Gets or sets the maximum time to wait for a kernel to respond to heartbeat.

public TimeSpan HeartbeatTimeout { get; set; }

Property Value

TimeSpan

KernelStallTimeout

Gets or sets the timeout after which a kernel is considered stalled. If a kernel doesn't process messages within this time, recovery is attempted.

public TimeSpan KernelStallTimeout { get; set; }

Property Value

TimeSpan

MaxRestartAttempts

Gets or sets the maximum number of automatic restart attempts before giving up.

public int MaxRestartAttempts { get; set; }

Property Value

int

MaxRestartDelay

Gets or sets the maximum delay when using exponential backoff.

public TimeSpan MaxRestartDelay { get; set; }

Property Value

TimeSpan

NotifyHealthMonitor

Gets or sets whether to notify health monitor of kernel failures.

public bool NotifyHealthMonitor { get; set; }

Property Value

bool

ResetFailuresOnSuccess

Gets or sets whether to reset the failure count after successful kernel execution.

public bool ResetFailuresOnSuccess { get; set; }

Property Value

bool

RestartDelay

Gets or sets the delay between restart attempts.
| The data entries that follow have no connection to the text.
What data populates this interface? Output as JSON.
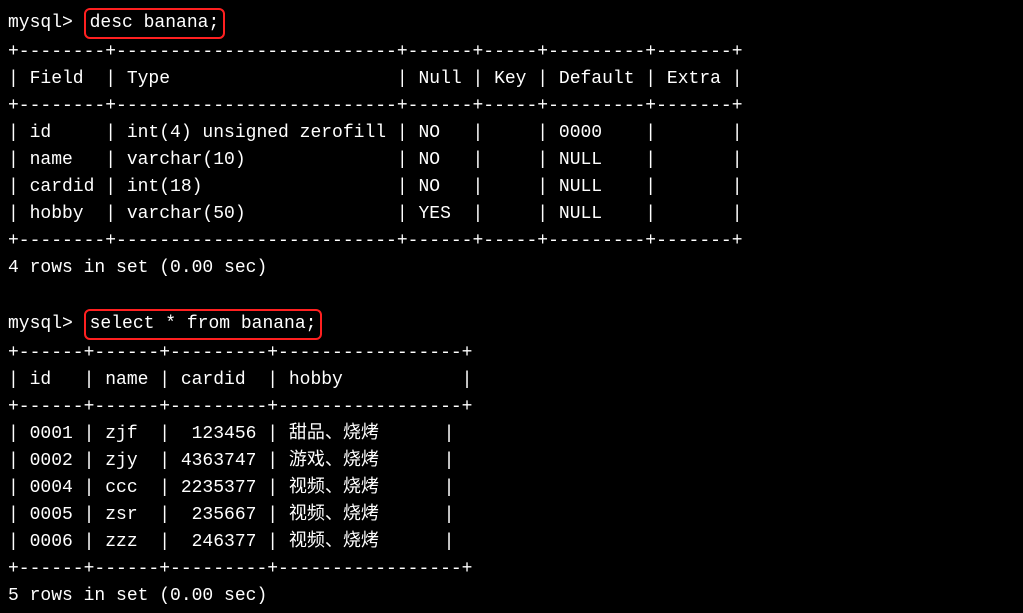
{
  "prompt": "mysql>",
  "query1": "desc banana;",
  "desc_table": {
    "border1": "+--------+--------------------------+------+-----+---------+-------+",
    "headers": "| Field  | Type                     | Null | Key | Default | Extra |",
    "border2": "+--------+--------------------------+------+-----+---------+-------+",
    "rows": [
      "| id     | int(4) unsigned zerofill | NO   |     | 0000    |       |",
      "| name   | varchar(10)              | NO   |     | NULL    |       |",
      "| cardid | int(18)                  | NO   |     | NULL    |       |",
      "| hobby  | varchar(50)              | YES  |     | NULL    |       |"
    ],
    "border3": "+--------+--------------------------+------+-----+---------+-------+",
    "footer": "4 rows in set (0.00 sec)"
  },
  "query2": "select * from banana;",
  "select_table": {
    "border1": "+------+------+---------+-----------------+",
    "headers": "| id   | name | cardid  | hobby           |",
    "border2": "+------+------+---------+-----------------+",
    "rows": [
      "| 0001 | zjf  |  123456 | 甜品、烧烤      |",
      "| 0002 | zjy  | 4363747 | 游戏、烧烤      |",
      "| 0004 | ccc  | 2235377 | 视频、烧烤      |",
      "| 0005 | zsr  |  235667 | 视频、烧烤      |",
      "| 0006 | zzz  |  246377 | 视频、烧烤      |"
    ],
    "border3": "+------+------+---------+-----------------+",
    "footer": "5 rows in set (0.00 sec)"
  }
}
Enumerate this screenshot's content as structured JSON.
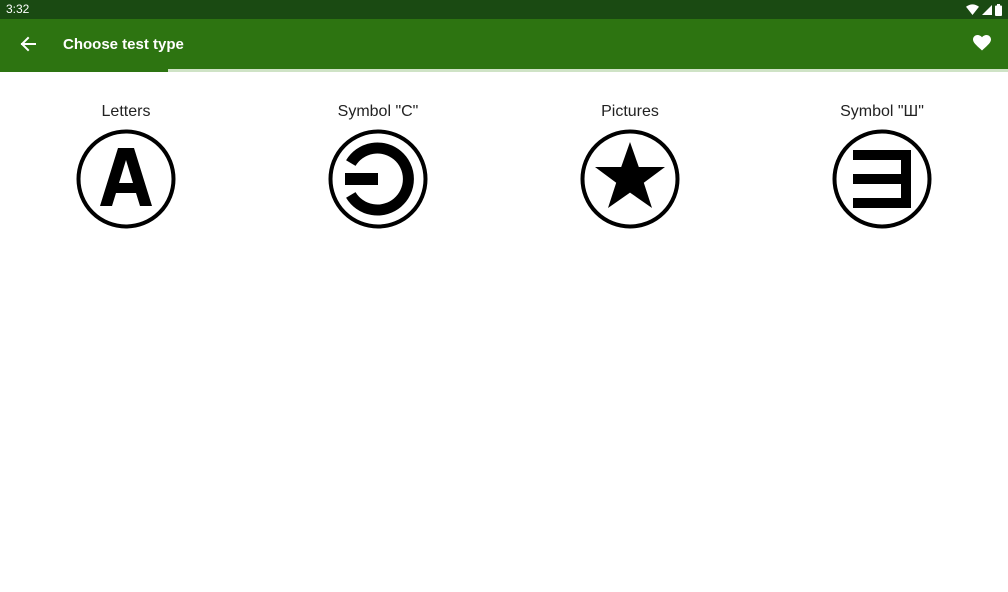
{
  "status_bar": {
    "time": "3:32",
    "icons": [
      "wifi-icon",
      "signal-icon",
      "battery-icon"
    ]
  },
  "app_bar": {
    "title": "Choose test type",
    "back_icon": "arrow-left-icon",
    "favorite_icon": "heart-icon",
    "progress_fraction": 0.167
  },
  "choices": [
    {
      "label": "Letters",
      "icon": "letter-a-icon"
    },
    {
      "label": "Symbol \"C\"",
      "icon": "landolt-c-icon"
    },
    {
      "label": "Pictures",
      "icon": "star-icon"
    },
    {
      "label": "Symbol \"Ш\"",
      "icon": "tumbling-e-icon"
    }
  ],
  "colors": {
    "status_bar": "#1a4a12",
    "app_bar": "#2d7411",
    "progress_track": "#cfe3c6",
    "icon": "#000000",
    "label_text": "#222222"
  }
}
public TimeSpan RestartDelay { get; set; }

Property Value

TimeSpan

SuccessfulRunThreshold

Gets or sets the minimum time a kernel must run successfully before the restart count is reset (prevents rapid failure-restart cycles).

public TimeSpan SuccessfulRunThreshold { get; set; }

Property Value

TimeSpan

UseExponentialBackoff

Gets or sets whether to use exponential backoff for restart delays.

public bool UseExponentialBackoff { get; set; }

Property Value

bool

WatchdogInterval

Gets or sets the interval between watchdog health checks.

public TimeSpan WatchdogInterval { get; set; }

Property Value

TimeSpan

Methods

Validate()

Validates the options and throws if any values are invalid.

public void Validate()

Exceptions

ArgumentOutOfRangeException

Thrown when any option is out of valid range.